Nurses have to take blood samples in corridors and beds are sometimes placed in isolated corners, meaning nurses cannot see if a patient needs help.

Elderly patients are ‘parked’ in day rooms while waiting to be transferred to another hospital, and left ‘soiled and neglected’, and ‘needing fluids’.

Sometimes spare beds run out – and people have to sleep on chairs or mattresses on the floor.

Nearly half the nurses said patients in non-clinical areas did not have proper access to water, oxygen, suction and a call bell.

Four in ten said they did not have the screening to protect their dignity and privacy.

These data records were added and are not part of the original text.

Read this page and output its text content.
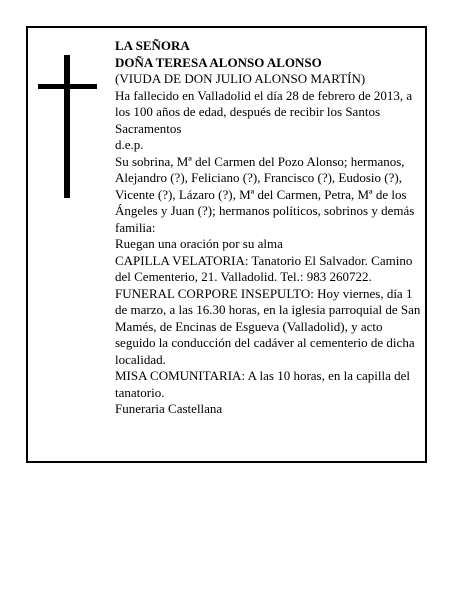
LA SEÑORA

DOÑA TERESA ALONSO ALONSO

(VIUDA DE DON JULIO ALONSO MARTÍN)

Ha fallecido en Valladolid el día 28 de febrero de 2013, a los 100 años de edad, después de recibir los Santos Sacramentos

d.e.p.

Su sobrina, Mª del Carmen del Pozo Alonso; hermanos, Alejandro (?), Feliciano (?), Francisco (?), Eudosio (?), Vicente (?), Lázaro (?), Mª del Carmen, Petra, Mª de los Ángeles y Juan (?); hermanos políticos, sobrinos y demás familia:

Ruegan una oración por su alma

CAPILLA VELATORIA: Tanatorio El Salvador. Camino del Cementerio, 21. Valladolid. Tel.: 983 260722.

FUNERAL CORPORE INSEPULTO: Hoy viernes, día 1 de marzo, a las 16.30 horas, en la iglesia parroquial de San Mamés, de Encinas de Esgueva (Valladolid), y acto seguido la conducción del cadáver al cementerio de dicha localidad.

MISA COMUNITARIA: A las 10 horas, en la capilla del tanatorio.

Funeraria Castellana
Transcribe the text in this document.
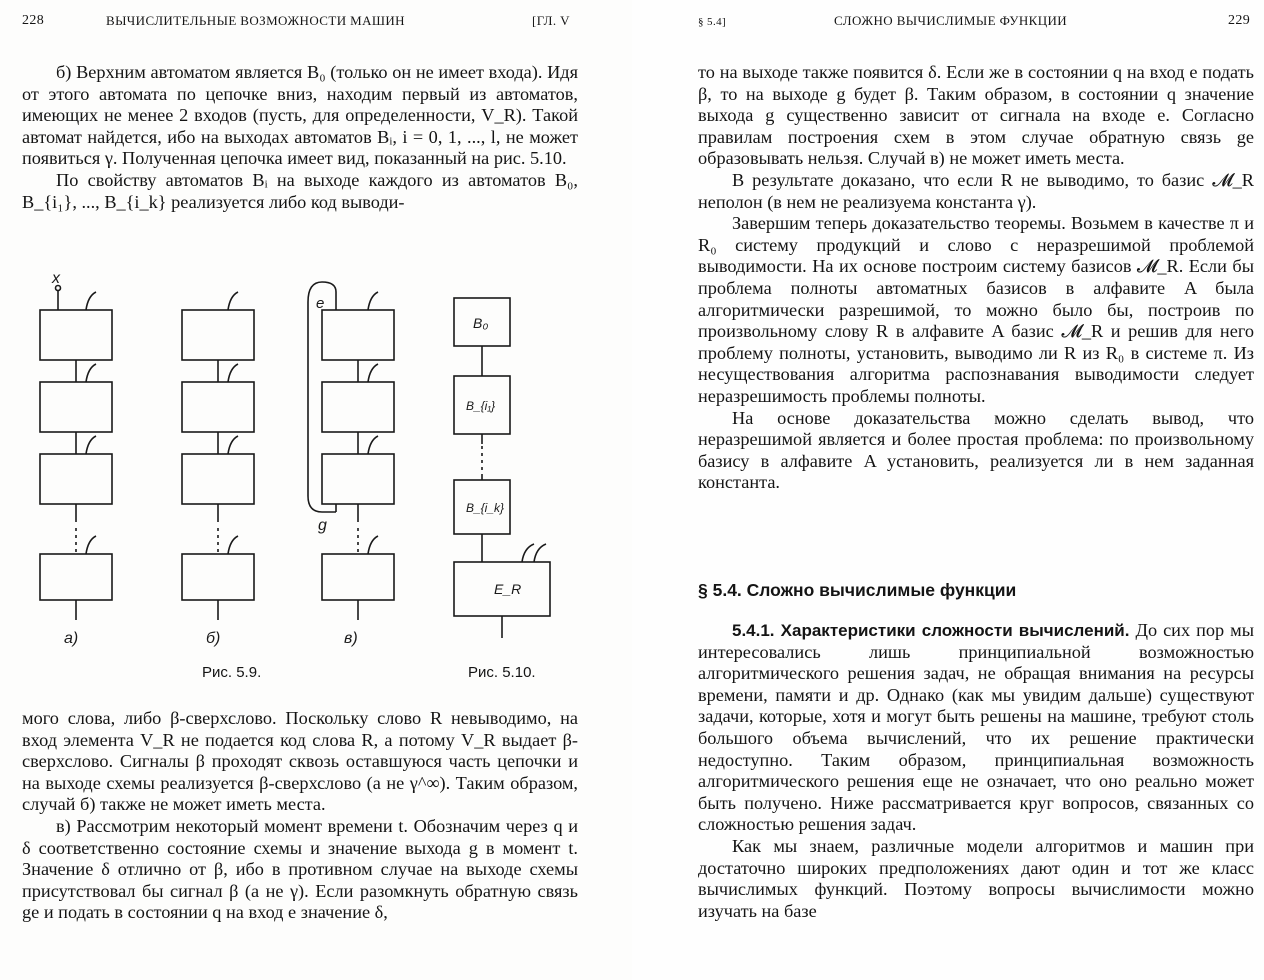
228	ВЫЧИСЛИТЕЛЬНЫЕ ВОЗМОЖНОСТИ МАШИН	[ГЛ. V

б) Верхним автоматом является B₀ (только он не имеет входа). Идя от этого автомата по цепочке вниз, находим первый из автоматов, имеющих не менее 2 входов (пусть, для определенности, V_R). Такой автомат найдется, ибо на выходах автоматов Bᵢ, i = 0, 1, ..., l, не может появиться γ. Полученная цепочка имеет вид, показанный на рис. 5.10.

По свойству автоматов Bᵢ на выходе каждого из автоматов B₀, B_{i₁}, ..., B_{i_k} реализуется либо код выводи-

x
e
g
a)	б)	в)
B₀
B_{i₁}
B_{i_k}
E_R
Рис. 5.9.	Рис. 5.10.

мого слова, либо β-сверхслово. Поскольку слово R невыводимо, на вход элемента V_R не подается код слова R, а потому V_R выдает β-сверхслово. Сигналы β проходят сквозь оставшуюся часть цепочки и на выходе схемы реализуется β-сверхслово (а не γ^∞). Таким образом, случай б) также не может иметь места.

в) Рассмотрим некоторый момент времени t. Обозначим через q и δ соответственно состояние схемы и значение выхода g в момент t. Значение δ отлично от β, ибо в противном случае на выходе схемы присутствовал бы сигнал β (а не γ). Если разомкнуть обратную связь ge и подать в состоянии q на вход e значение δ,

§ 5.4]	СЛОЖНО ВЫЧИСЛИМЫЕ ФУНКЦИИ	229

то на выходе также появится δ. Если же в состоянии q на вход e подать β, то на выходе g будет β. Таким образом, в состоянии q значение выхода g существенно зависит от сигнала на входе e. Согласно правилам построения схем в этом случае обратную связь ge образовывать нельзя. Случай в) не может иметь места.

В результате доказано, что если R не выводимо, то базис 𝓜_R неполон (в нем не реализуема константа γ).

Завершим теперь доказательство теоремы. Возьмем в качестве π и R₀ систему продукций и слово с неразрешимой проблемой выводимости. На их основе построим систему базисов 𝓜_R. Если бы проблема полноты автоматных базисов в алфавите A была алгоритмически разрешимой, то можно было бы, построив по произвольному слову R в алфавите A базис 𝓜_R и решив для него проблему полноты, установить, выводимо ли R из R₀ в системе π. Из несуществования алгоритма распознавания выводимости следует неразрешимость проблемы полноты.

На основе доказательства можно сделать вывод, что неразрешимой является и более простая проблема: по произвольному базису в алфавите A установить, реализуется ли в нем заданная константа.

§ 5.4. Сложно вычислимые функции

5.4.1. Характеристики сложности вычислений. До сих пор мы интересовались лишь принципиальной возможностью алгоритмического решения задач, не обращая внимания на ресурсы времени, памяти и др. Однако (как мы увидим дальше) существуют задачи, которые, хотя и могут быть решены на машине, требуют столь большого объема вычислений, что их решение практически недоступно. Таким образом, принципиальная возможность алгоритмического решения еще не означает, что оно реально может быть получено. Ниже рассматривается круг вопросов, связанных со сложностью решения задач.

Как мы знаем, различные модели алгоритмов и машин при достаточно широких предположениях дают один и тот же класс вычислимых функций. Поэтому вопросы вычислимости можно изучать на базе
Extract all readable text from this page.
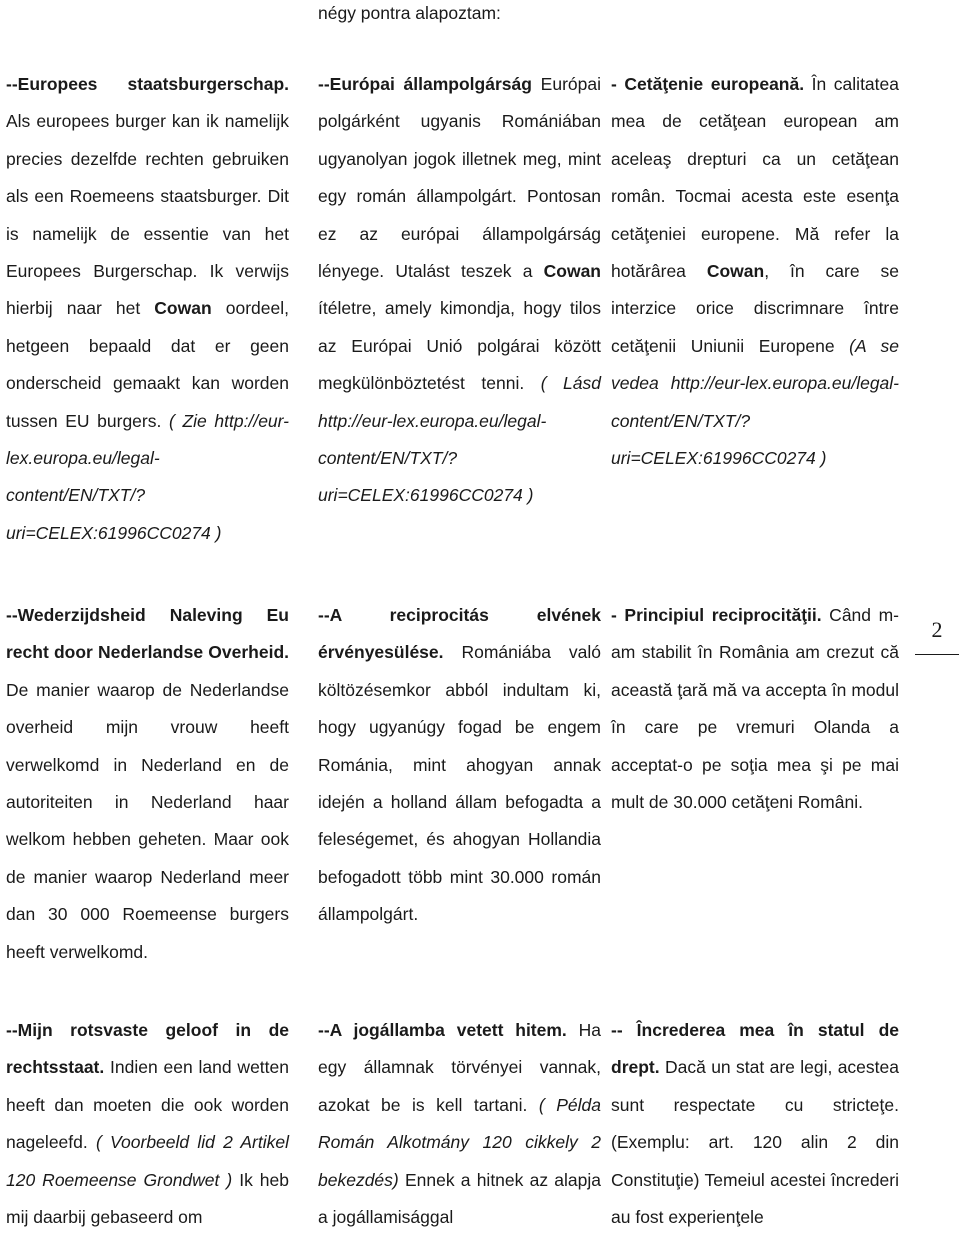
négy pontra alapoztam:
--Europees staatsburgerschap. Als europees burger kan ik namelijk precies dezelfde rechten gebruiken als een Roemeens staatsburger. Dit is namelijk de essentie van het Europees Burgerschap. Ik verwijs hierbij naar het Cowan oordeel, hetgeen bepaald dat er geen onderscheid gemaakt kan worden tussen EU burgers. ( Zie http://eur-lex.europa.eu/legal-content/EN/TXT/?uri=CELEX:61996CC0274 )
--Európai állampolgárság Európai polgárként ugyanis Romániában ugyanolyan jogok illetnek meg, mint egy román állampolgárt. Pontosan ez az európai állampolgárság lényege. Utalást teszek a Cowan ítéletre, amely kimondja, hogy tilos az Európai Unió polgárai között megkülönböztetést tenni. ( Lásd http://eur-lex.europa.eu/legal-content/EN/TXT/?uri=CELEX:61996CC0274 )
- Cetăţenie europeană. În calitatea mea de cetăţean european am aceleaş drepturi ca un cetăţean român. Tocmai acesta este esenţa cetăţeniei europene. Mă refer la hotărârea Cowan, în care se interzice orice discrimnare între cetăţenii Uniunii Europene (A se vedea http://eur-lex.europa.eu/legal-content/EN/TXT/?uri=CELEX:61996CC0274 )
--Wederzijdsheid Naleving Eu recht door Nederlandse Overheid. De manier waarop de Nederlandse overheid mijn vrouw heeft verwelkomd in Nederland en de autoriteiten in Nederland haar welkom hebben geheten. Maar ook de manier waarop Nederland meer dan 30 000 Roemeense burgers heeft verwelkomd.
--A reciprocitás elvének érvényesülése. Romániába való költözésemkor abból indultam ki, hogy ugyanúgy fogad be engem Románia, mint ahogyan annak idején a holland állam befogadta a feleségemet, és ahogyan Hollandia befogadott több mint 30.000 román állampolgárt.
- Principiul reciprocităţii. Când m-am stabilit în România am crezut că această ţară mă va accepta în modul în care pe vremuri Olanda a acceptat-o pe soţia mea şi pe mai mult de 30.000 cetăţeni Români.
2
--Mijn rotsvaste geloof in de rechtsstaat. Indien een land wetten heeft dan moeten die ook worden nageleefd. ( Voorbeeld lid 2 Artikel 120 Roemeense Grondwet ) Ik heb mij daarbij gebaseerd om
--A jogállamba vetett hitem. Ha egy államnak törvényei vannak, azokat be is kell tartani. ( Példa Román Alkotmány 120 cikkely 2 bekezdés) Ennek a hitnek az alapja a jogállamisággal
-- Încrederea mea în statul de drept. Dacă un stat are legi, acestea sunt respectate cu stricteţe. (Exemplu: art. 120 alin 2 din Constituţie) Temeiul acestei încrederi au fost experienţele
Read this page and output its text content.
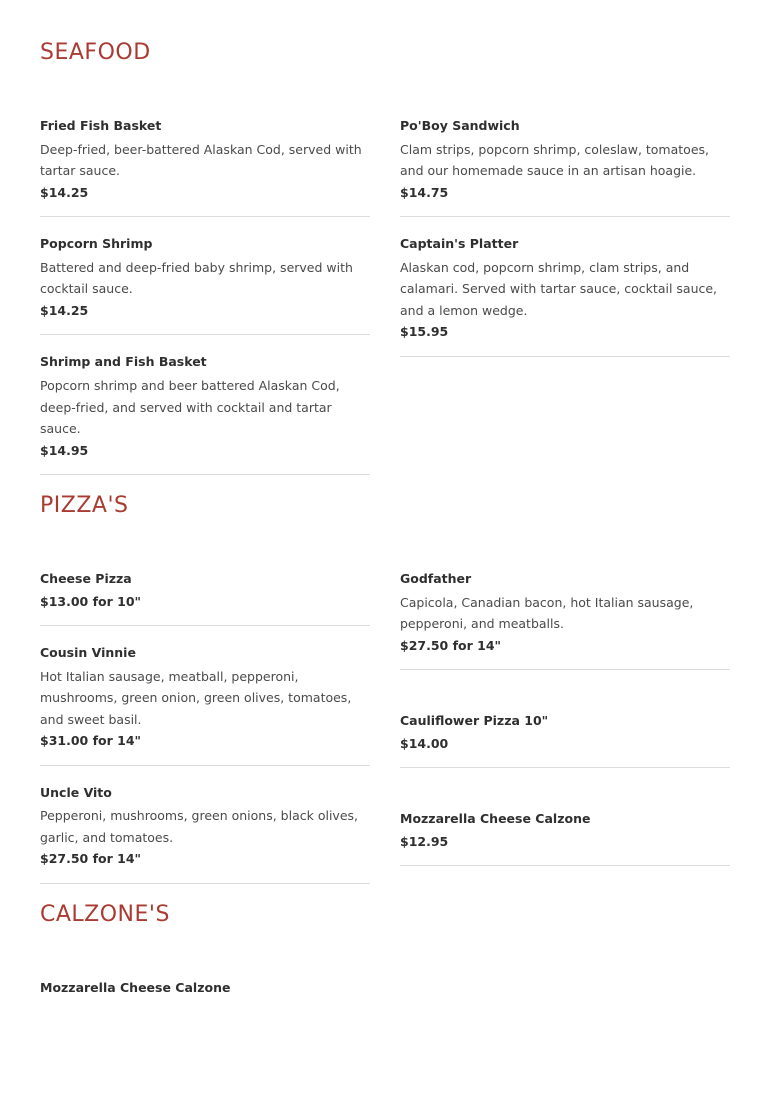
SEAFOOD
Fried Fish Basket
Deep-fried, beer-battered Alaskan Cod, served with tartar sauce.
$14.25
Popcorn Shrimp
Battered and deep-fried baby shrimp, served with cocktail sauce.
$14.25
Shrimp and Fish Basket
Popcorn shrimp and beer battered Alaskan Cod, deep-fried, and served with cocktail and tartar sauce.
$14.95
Po'Boy Sandwich
Clam strips, popcorn shrimp, coleslaw, tomatoes, and our homemade sauce in an artisan hoagie.
$14.75
Captain's Platter
Alaskan cod, popcorn shrimp, clam strips, and calamari. Served with tartar sauce, cocktail sauce, and a lemon wedge.
$15.95
PIZZA'S
Cheese Pizza
$13.00 for 10"
Cousin Vinnie
Hot Italian sausage, meatball, pepperoni, mushrooms, green onion, green olives, tomatoes, and sweet basil.
$31.00 for 14"
Uncle Vito
Pepperoni, mushrooms, green onions, black olives, garlic, and tomatoes.
$27.50 for 14"
Godfather
Capicola, Canadian bacon, hot Italian sausage, pepperoni, and meatballs.
$27.50 for 14"
Cauliflower Pizza 10"
$14.00
Mozzarella Cheese Calzone
$12.95
CALZONE'S
Mozzarella Cheese Calzone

‘If a patient suddenly had a cardiac arrest, we would not be able to get the crash trolley to them,’ said one nurse at a hospital which squeezed extra beds into wards.

Others said cramming patients into wards put them at risk of cross-infection.

One added: ‘Urine bottles are not emptied, meals are missed as staff are not aware of the patient.’

Many nurses had complained to managers but the practice had stopped in only a handful of cases.

Last night, nursing leaders said poor standards meant ‘compassion fatigue’ set in, meaning nurses did not treat patients with the dignity and respect they deserved.”